Add to that the ridiculously shitty way for example in which vBulletin determines the real IP address of a visitor in its fetch_alt_ip() function ( includes/class_core.php ), it is even possible to spoof the IP address with every request as well.

Resource Intensive Request Attacks:

Because Jackhammer allows for custom HTTP header requests, an attacker will often look for the most CPU/memory intensive, and/or bandwidth intensive request as their choice of attack.

POST Requests: these are cpu intensive and the favourite of attackers. Unprotected forms are the usual target and a flood attack of even a few requests per second can overwhelm a webserver.

Especially forms that result in an email, or emails being sent, can also result in both a servers resources being overwhelmed as well as a bandwidth attack as mass amounts of emails are generated from each POST request.

However there are other POST requests that can overwhelm a server even without a waiting form.

For example versions of PHP earlier than 5.4 were very susceptible to blind post request attacks where the post data generates a large multidimensional array:

i[]=1&i[]=2&i[]=3&i[]=4....i[]=1000

 

GET Requests: often targeted at site features like search functions where a search request results in a database intensive request which repeated in quick succession can quickly overwhelm a database server resources.

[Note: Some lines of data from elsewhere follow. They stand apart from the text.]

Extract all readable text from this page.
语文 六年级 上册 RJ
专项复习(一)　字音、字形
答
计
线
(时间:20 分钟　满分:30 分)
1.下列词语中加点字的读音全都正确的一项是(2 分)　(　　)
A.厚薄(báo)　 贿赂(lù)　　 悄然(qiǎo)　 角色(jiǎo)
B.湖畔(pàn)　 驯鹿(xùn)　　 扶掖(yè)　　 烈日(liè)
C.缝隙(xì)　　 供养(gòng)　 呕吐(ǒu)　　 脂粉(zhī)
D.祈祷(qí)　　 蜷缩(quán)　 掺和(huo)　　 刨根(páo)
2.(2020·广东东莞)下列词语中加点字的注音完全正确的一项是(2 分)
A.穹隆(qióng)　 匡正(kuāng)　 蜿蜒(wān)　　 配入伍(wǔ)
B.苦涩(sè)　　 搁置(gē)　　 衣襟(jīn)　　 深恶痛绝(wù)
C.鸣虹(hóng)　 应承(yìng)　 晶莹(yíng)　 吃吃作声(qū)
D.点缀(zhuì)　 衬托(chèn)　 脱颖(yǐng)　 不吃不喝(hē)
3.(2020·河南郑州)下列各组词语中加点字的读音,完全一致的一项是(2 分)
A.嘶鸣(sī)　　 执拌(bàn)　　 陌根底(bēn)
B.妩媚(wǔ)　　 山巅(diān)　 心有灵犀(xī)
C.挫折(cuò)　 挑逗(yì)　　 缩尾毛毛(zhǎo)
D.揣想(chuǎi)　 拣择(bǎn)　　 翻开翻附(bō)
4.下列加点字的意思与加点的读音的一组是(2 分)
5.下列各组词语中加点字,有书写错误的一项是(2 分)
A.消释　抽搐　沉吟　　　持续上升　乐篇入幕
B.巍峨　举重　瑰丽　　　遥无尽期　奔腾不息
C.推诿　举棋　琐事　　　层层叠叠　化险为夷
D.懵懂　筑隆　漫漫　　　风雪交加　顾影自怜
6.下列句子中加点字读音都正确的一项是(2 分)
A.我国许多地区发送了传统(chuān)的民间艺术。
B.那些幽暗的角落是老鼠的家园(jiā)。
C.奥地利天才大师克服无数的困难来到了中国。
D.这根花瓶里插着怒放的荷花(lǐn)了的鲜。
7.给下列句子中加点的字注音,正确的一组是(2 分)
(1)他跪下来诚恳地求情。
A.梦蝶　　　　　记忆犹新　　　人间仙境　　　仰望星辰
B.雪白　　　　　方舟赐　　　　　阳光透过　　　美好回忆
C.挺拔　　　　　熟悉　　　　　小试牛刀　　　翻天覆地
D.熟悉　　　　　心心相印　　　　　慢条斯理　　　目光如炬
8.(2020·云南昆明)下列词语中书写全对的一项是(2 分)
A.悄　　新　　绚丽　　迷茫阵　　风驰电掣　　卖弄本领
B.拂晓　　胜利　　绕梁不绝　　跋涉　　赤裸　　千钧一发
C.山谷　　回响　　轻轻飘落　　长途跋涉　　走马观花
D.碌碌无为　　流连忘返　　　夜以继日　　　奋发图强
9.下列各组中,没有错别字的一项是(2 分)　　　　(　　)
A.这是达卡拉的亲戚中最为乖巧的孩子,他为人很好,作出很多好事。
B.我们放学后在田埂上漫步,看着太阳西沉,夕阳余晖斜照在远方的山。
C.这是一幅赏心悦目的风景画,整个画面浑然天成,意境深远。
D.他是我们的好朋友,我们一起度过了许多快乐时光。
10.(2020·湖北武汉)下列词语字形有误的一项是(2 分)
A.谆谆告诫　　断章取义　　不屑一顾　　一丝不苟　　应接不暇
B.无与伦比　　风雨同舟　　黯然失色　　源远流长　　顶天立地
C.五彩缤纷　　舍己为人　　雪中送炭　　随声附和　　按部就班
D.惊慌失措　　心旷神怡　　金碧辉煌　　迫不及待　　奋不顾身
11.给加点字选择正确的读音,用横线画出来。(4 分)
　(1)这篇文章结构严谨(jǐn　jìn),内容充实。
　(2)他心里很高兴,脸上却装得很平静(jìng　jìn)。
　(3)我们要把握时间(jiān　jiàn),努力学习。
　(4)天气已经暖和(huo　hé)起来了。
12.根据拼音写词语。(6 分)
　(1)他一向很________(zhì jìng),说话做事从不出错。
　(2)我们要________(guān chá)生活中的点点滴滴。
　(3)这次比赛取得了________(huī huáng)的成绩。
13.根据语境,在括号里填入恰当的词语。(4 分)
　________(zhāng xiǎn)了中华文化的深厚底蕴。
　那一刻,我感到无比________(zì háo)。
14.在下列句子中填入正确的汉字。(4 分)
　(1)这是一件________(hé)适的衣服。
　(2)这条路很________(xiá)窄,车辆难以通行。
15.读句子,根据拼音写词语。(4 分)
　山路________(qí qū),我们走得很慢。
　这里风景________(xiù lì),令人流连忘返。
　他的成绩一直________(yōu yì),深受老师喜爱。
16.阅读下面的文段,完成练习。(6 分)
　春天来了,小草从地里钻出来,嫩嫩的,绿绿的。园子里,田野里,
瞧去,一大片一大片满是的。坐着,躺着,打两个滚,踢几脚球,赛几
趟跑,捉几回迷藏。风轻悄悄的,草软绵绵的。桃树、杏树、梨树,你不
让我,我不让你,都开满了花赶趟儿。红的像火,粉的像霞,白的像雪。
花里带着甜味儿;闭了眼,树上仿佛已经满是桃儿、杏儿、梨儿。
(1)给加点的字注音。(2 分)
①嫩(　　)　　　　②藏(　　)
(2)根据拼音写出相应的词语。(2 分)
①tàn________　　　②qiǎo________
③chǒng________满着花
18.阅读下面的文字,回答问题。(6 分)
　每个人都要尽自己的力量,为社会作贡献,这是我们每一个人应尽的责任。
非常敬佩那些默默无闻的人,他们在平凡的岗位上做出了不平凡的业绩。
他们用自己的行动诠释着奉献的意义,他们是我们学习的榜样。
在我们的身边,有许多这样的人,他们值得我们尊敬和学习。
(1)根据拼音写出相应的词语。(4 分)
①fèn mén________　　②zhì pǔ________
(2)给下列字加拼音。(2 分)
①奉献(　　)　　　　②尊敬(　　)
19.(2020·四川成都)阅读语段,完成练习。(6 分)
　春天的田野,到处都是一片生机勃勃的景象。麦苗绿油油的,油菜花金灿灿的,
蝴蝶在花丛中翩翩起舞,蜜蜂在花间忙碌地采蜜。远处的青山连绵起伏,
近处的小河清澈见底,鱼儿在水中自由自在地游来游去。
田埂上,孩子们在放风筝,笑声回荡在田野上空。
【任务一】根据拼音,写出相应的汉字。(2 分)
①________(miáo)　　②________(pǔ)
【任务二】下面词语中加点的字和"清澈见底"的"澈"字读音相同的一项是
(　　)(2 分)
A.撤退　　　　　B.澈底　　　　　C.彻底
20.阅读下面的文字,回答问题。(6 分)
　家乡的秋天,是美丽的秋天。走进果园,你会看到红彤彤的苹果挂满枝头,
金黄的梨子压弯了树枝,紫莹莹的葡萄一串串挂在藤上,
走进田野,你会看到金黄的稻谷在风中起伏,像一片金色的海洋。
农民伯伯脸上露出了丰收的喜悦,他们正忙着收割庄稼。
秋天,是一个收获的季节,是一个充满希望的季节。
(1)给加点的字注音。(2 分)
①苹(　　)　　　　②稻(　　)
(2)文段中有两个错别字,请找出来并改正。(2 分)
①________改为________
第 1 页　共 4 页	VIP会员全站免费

Example GET request of a search function using wild cards:

GET http://attackvictim.com/?search=a*&%%ALPHANUM[4,10]%%=%%ALPHANUM[4,10]%% HTTP/1.1
Accept: */*
Host: %%HOST%%
User-Agent: Mozilla/5.0
Client-IP: %%IP%%

GET request attacks targeting large files can also result in a bandwidth attack sufficient enough to cause a denial of service request condition.

Mitigation:

How to mitigate Jackhammer type attacks ( in this example using PHP and optionally javascript ) without ceding to the likes of Cloudflare, or other captcha services/methods:

One approach to mitigate an attack from tools like Jackhammer is to enumerate the ways in which these tools fail to emulate a standard browser as a means of detecting them as the source of an HTTP request.

Most layer 7 HTTP request attack tools cannot interpret javascript so therefore it is possible then for a server to ask a complex javascript initiated question that a standard browser with javascript enabled would be able to answer.

For example you could write a piece of javascript to set a session which a standard web browser would have no trouble completing but an attack tool like Jackhammer could not.

Javascript though for some web admins is not preferable.

The usual method is to set a session based IP management to count requests per a period of time and restrict IP addresses that break these rules.

A Jackhammer attack is often mistaken as a botnet attack because Jackhammer allows an attacker to deploy multiple proxies.

An attacker with a very large proxy list can deliver a sizeable attack even against rate-limiting algorithms because of the time it would take for Jackhammer to toggle through a very large list.

The time between the first and second request from a specific proxy IP address of an attacker employing say 10,000 anonymous proxies could be 5 minutes.

Combined with javascript as noted above, will very likely prevent an attack from proceeding.

Lastly it is important to prevent direct access to large files on a server, and it is preferred to pipe a file via session based access which are subject to the same browser emulation requirements stated above.